The population health community is ready to rise to the call for a healthier America because this has always been the core motivation of our field. Allow us to assist by identifying and building upon the existing deep wisdom in the science and practice of child health and the prevention and control of chronic and infectious disease and injury. Let’s invest in rather than deeply cut the research, data surveillance, and government action that is necessary to identify root causes, key strategies for effective multi-level action, and progress towards important goals. Otherwise, there is no doubt that we will regress in core measures of population health and individual well-being. And if this happens, blood will literally be on the hands of President Trump, the HHS Secretary, and all those who go along with the willful ignorance of the basic and sound principles of public health protections and population health science.
Paula Lantz, PhD, MS, MA, is the James B. Hudak professor of health policy and a professor of public policy at the Ford School of Public Policy at the University of Michigan.
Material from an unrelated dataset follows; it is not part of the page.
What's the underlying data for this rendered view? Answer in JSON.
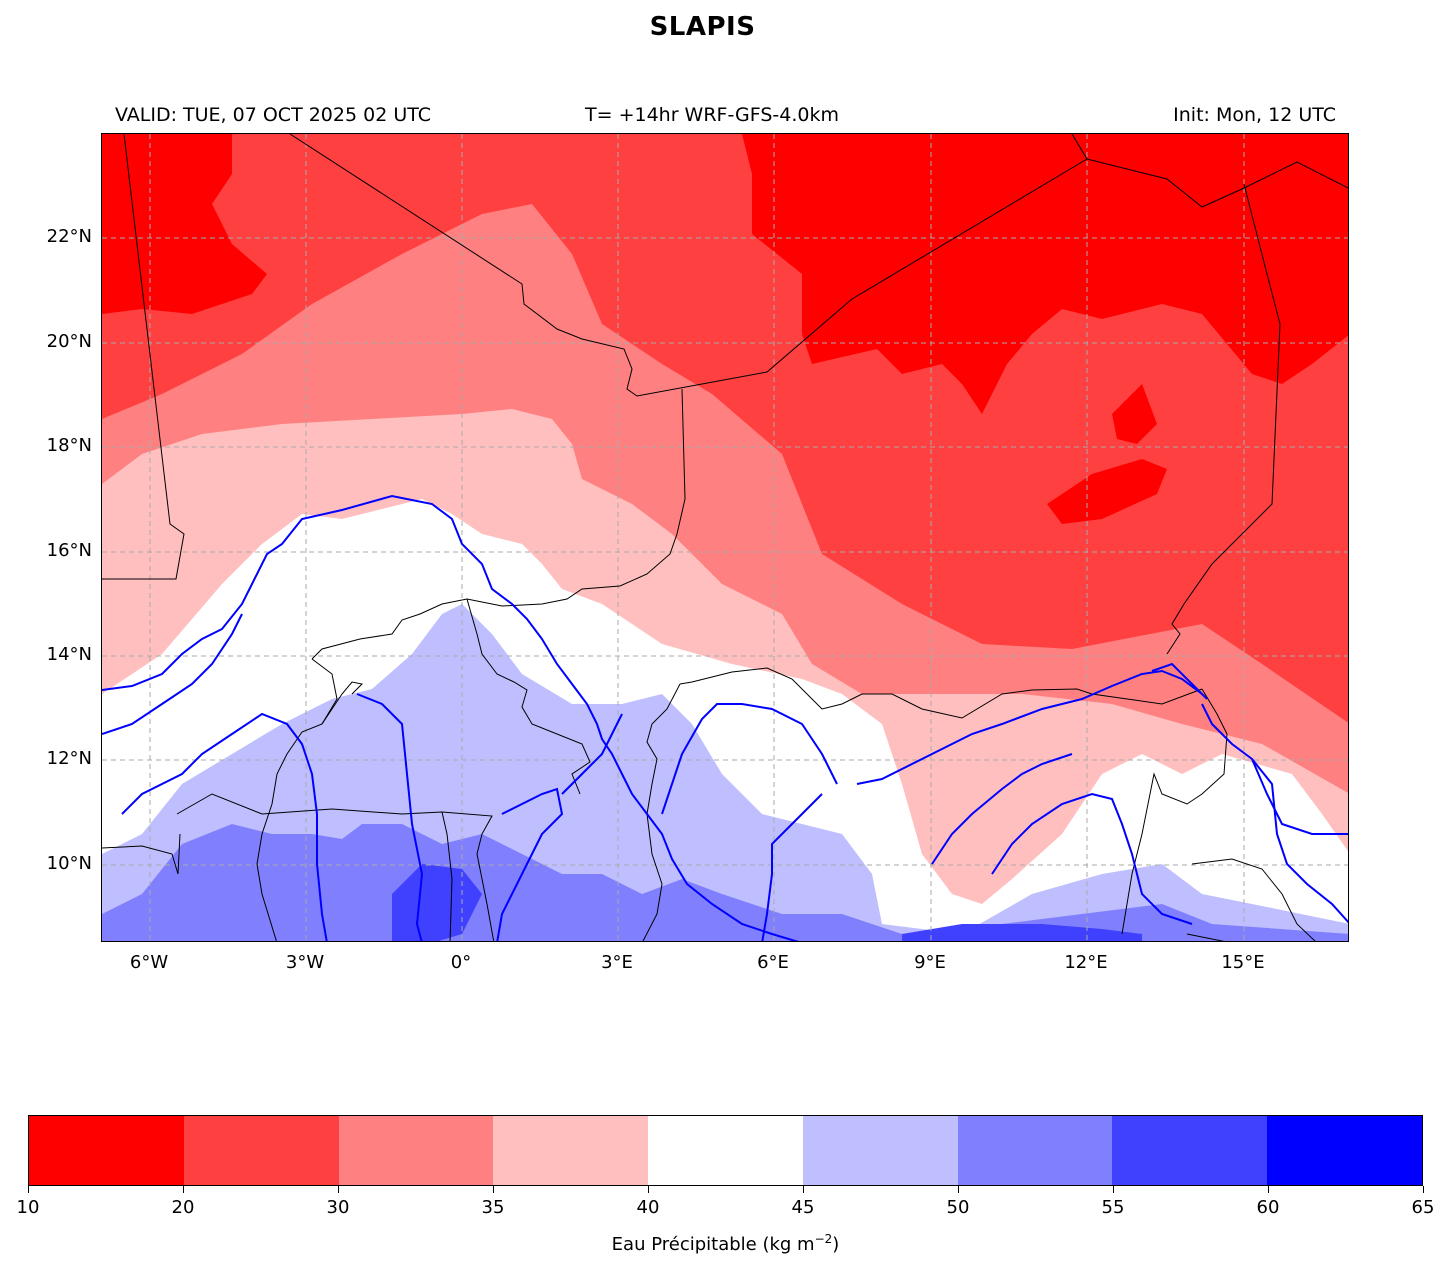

She also holds an appointment as professor of health management and policy in the School of Public Health. Lantz teaches and conducts research regarding the role of social policy in improving population health and reducing health inequities. She currently is conducting research regarding housing policy and health, including opportunities within the Medicaid program for assisting with housing security. An elected member of the National Academy of Social Insurance and the National Academy of Medicine, Lantz received an MA in sociology from Washington University, St. Louis, and an MS in epidemiology and PhD in social demography from the University of Wisconsin.